‘Je bent mijn prooi die mij voor korte tijd / Een trilling schenkt van menselijkheid.’ Deze versregels van Eugenio Montale vormen het motto voor dit fascinerende boek van Theun de Vries. De ‘prooi’ is hier een jonge deserteur, in de nawinter aangetroffen in de verlaten wildernis van een noordelijk grensgebied, waar aan de ene kant arme vissers en dagloners rondom de enkele gezeten hoeven wonen, aan de andere kant ‘het onmetelijke rijk’ zijn vijandige ruimten uitbreidt, waaruit nu en dan de blauwe dragonders tevoorschijn stormen als het er om gaat hun zwakkere buren te terroriseren. Bevat de roman hiermee een politieke aanklacht? Politiek is nauwelijks nog aan de orde in de primitieve boerse gemeenschap, waar pas voor het eerst geruchten opdoemen van spoorwegen en mijnbouw.

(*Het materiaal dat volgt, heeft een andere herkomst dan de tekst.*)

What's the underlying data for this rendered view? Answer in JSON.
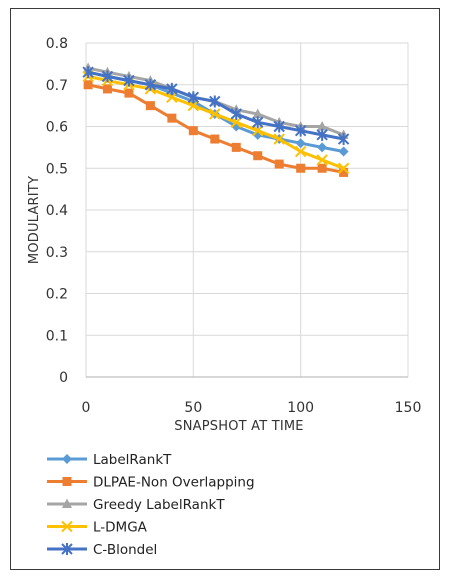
{
  "chart_data": {
    "type": "line",
    "title": "",
    "xlabel": "SNAPSHOT AT TIME",
    "ylabel": "MODULARITY",
    "xlim": [
      0,
      150
    ],
    "ylim": [
      0,
      0.8
    ],
    "xticks": [
      0,
      50,
      100,
      150
    ],
    "yticks": [
      0,
      0.1,
      0.2,
      0.3,
      0.4,
      0.5,
      0.6,
      0.7,
      0.8
    ],
    "xtick_labels": [
      "0",
      "50",
      "100",
      "150"
    ],
    "ytick_labels": [
      "0",
      "0.1",
      "0.2",
      "0.3",
      "0.4",
      "0.5",
      "0.6",
      "0.7",
      "0.8"
    ],
    "grid": true,
    "legend_position": "bottom",
    "x": [
      1,
      10,
      20,
      30,
      40,
      50,
      60,
      70,
      80,
      90,
      100,
      110,
      120
    ],
    "series": [
      {
        "name": "LabelRankT",
        "color": "#5b9bd5",
        "marker": "diamond",
        "values": [
          0.73,
          0.72,
          0.71,
          0.7,
          0.68,
          0.66,
          0.63,
          0.6,
          0.58,
          0.57,
          0.56,
          0.55,
          0.54
        ]
      },
      {
        "name": "DLPAE-Non Overlapping",
        "color": "#ed7d31",
        "marker": "square",
        "values": [
          0.7,
          0.69,
          0.68,
          0.65,
          0.62,
          0.59,
          0.57,
          0.55,
          0.53,
          0.51,
          0.5,
          0.5,
          0.49
        ]
      },
      {
        "name": "Greedy LabelRankT",
        "color": "#a5a5a5",
        "marker": "triangle",
        "values": [
          0.74,
          0.73,
          0.72,
          0.71,
          0.69,
          0.67,
          0.66,
          0.64,
          0.63,
          0.61,
          0.6,
          0.6,
          0.58
        ]
      },
      {
        "name": "L-DMGA",
        "color": "#ffc000",
        "marker": "x",
        "values": [
          0.72,
          0.71,
          0.7,
          0.69,
          0.67,
          0.65,
          0.63,
          0.61,
          0.59,
          0.57,
          0.54,
          0.52,
          0.5
        ]
      },
      {
        "name": "C-Blondel",
        "color": "#4472c4",
        "marker": "star",
        "values": [
          0.73,
          0.72,
          0.71,
          0.7,
          0.69,
          0.67,
          0.66,
          0.63,
          0.61,
          0.6,
          0.59,
          0.58,
          0.57
        ]
      }
    ]
  }
}
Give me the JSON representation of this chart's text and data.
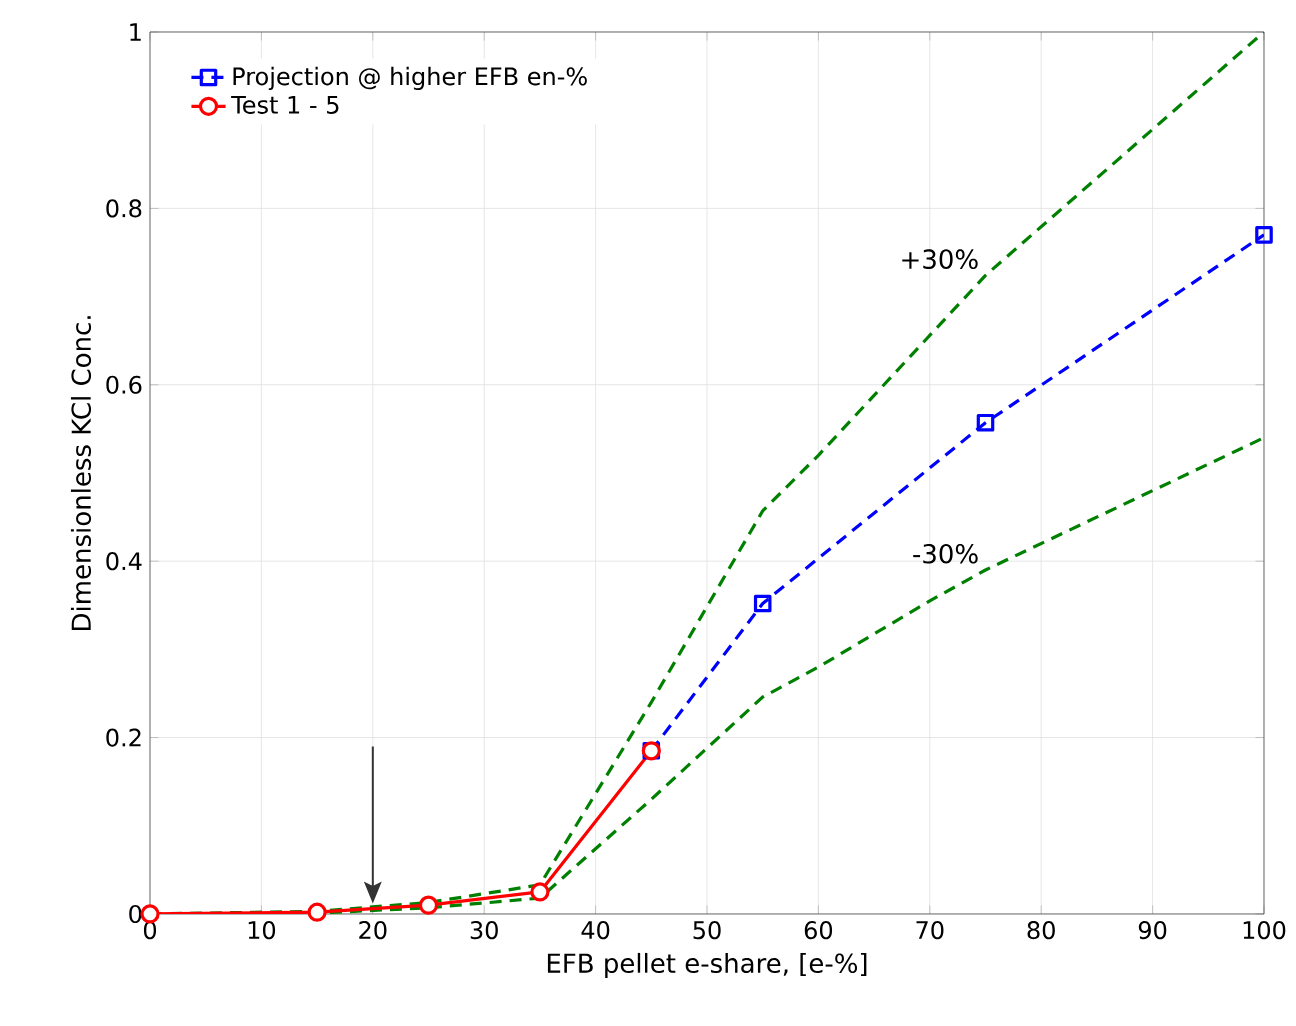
{
  "chart_data": {
    "type": "line",
    "xlabel": "EFB pellet e-share, [e-%]",
    "ylabel": "Dimensionless KCl Conc.",
    "xlim": [
      0,
      100
    ],
    "ylim": [
      0,
      1
    ],
    "xticks": [
      0,
      10,
      20,
      30,
      40,
      50,
      60,
      70,
      80,
      90,
      100
    ],
    "yticks": [
      0,
      0.2,
      0.4,
      0.6,
      0.8,
      1
    ],
    "grid": true,
    "legend": "top left",
    "series": [
      {
        "color": "#008000",
        "line_style": "dashed",
        "marker": "none",
        "x": [
          0,
          15,
          25,
          35,
          45,
          55,
          60,
          75,
          100
        ],
        "values": [
          0,
          0.003,
          0.013,
          0.033,
          0.24,
          0.457,
          0.52,
          0.724,
          1.0
        ]
      },
      {
        "color": "#008000",
        "line_style": "dashed",
        "marker": "none",
        "x": [
          0,
          15,
          25,
          35,
          45,
          55,
          60,
          70,
          75,
          100
        ],
        "values": [
          0,
          0.001,
          0.007,
          0.018,
          0.13,
          0.246,
          0.28,
          0.355,
          0.39,
          0.54
        ]
      },
      {
        "name": "Projection @ higher EFB en-%",
        "color": "#0000ff",
        "line_style": "dashed",
        "marker": "square",
        "x": [
          45,
          55,
          75,
          100
        ],
        "values": [
          0.185,
          0.352,
          0.557,
          0.77
        ]
      },
      {
        "name": "Test 1 - 5",
        "color": "#ff0000",
        "line_style": "solid",
        "marker": "circle",
        "x": [
          0,
          15,
          25,
          35,
          45
        ],
        "values": [
          0,
          0.002,
          0.01,
          0.025,
          0.185
        ]
      }
    ],
    "annotations": [
      {
        "text": "+30%",
        "x": 75,
        "y": 0.724
      },
      {
        "text": "-30%",
        "x": 75,
        "y": 0.39
      }
    ]
  }
}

Is Het zondagsbed een sociale roman omdat Helvi – de onaantastbare, leeftijdloze meesteres van de hofstede – de levenskracht van haar werkvolk voor haar liefdeshonger gebruikt? Is het een zedenroman omdat een onstuimige seksuele passie zich hier na een kortstondige ‘trilling van menselijkheid’ ontlaadt als vernietigende macht?
Vast staat dat Het zondagsbed in het oeuvre van Theun de Vries ongewone en verrassende facetten aan het licht brengt. Ongewoon: de roman laat zich eigenlijk het best plaatsen naast sommige creaties van de moderne film, ergens tussen het surrealisme van Buñuel en het geraffineerde melodrama van Fassbinder.